NEW DELHI (Reuters) – Allowing law enforcement to carry out “unauthorized privacy violations will have to make sure that the research is not compromised, a senior government official told Reuters on Wednesday, amid concerns that India’s privacy laws, which will increase the supervision.
FILE PHOTO: An officer is looking at their computer screens in a police war room to monitor social media posts in Jaipur in the desert state of Rajasthan on 3 December 2018. REUTERS/Aditya Kalra
The Protection of Personal Information Bill, refer to the data of the Indian users is to be stored, handled and transferred in and apply for technology companies, and government agencies.
However, the bill says a public body can be exempt from the law, in the interest of the sovereignty and integrity of India, or for the prevention of incitement of certain offences, a provision that privacy advocates said would allow the agencies to abuse the access.
The official, who is directly involved with the proposal and declined to be identified because the talks are ongoing, said the waivers were necessary for law enforcement agencies, such as the Central Bureau of Investigation, India’s version of the American FBI that it needs to access and analyze the data.
“This is a time when an agency that can do it is competent for privacy violations, with a system of checks and balances,” the official said.
India’s information technology minister, Ravi Shankar Prasad, said on Wednesday that the bill would be sent to a parliamentary panel for further review.
The government will have to come up with a list of organizations to be exempted from some or all of the privacy bill, the senior official added.
Other provisions can have an impact on large technology companies such as Facebook and Alphabet, Inc. Google, the ’empowerment’ of the government to request information from the user.

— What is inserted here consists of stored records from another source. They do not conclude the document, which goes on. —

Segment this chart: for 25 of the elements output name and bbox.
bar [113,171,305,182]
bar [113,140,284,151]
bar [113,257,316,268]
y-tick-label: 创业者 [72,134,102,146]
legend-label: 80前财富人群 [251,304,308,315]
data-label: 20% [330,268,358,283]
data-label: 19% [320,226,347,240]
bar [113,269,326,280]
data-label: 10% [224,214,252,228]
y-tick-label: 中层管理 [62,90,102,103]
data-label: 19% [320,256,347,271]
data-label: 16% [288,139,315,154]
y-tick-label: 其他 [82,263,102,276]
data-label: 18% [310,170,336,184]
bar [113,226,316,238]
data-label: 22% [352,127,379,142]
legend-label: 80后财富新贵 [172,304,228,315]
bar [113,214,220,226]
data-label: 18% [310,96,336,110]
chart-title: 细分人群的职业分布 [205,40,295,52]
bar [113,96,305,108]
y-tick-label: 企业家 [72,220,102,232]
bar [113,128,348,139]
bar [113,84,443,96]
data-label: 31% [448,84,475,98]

The proposed government exemptions that have alarmed privacy advocates.
Raman Jit Singh Chima, Asia / pacific, policy director, Access Now, an international digital rights organization, said they were “deeply concerning” and said the current monitoring of the guarantees were insufficient.
The bill allows the government to exempt any agency from the act, if doing so is “necessary or appropriate,” without defining those terms.
“In the absence of an explanation of what is necessary and useful, it is dangerous, there needs to be a body of multi-stakeholders in these reviews to make decisions,” said Kriti Trehan, a partner who specializes in technology law at the Law Offices of Panag & Babu.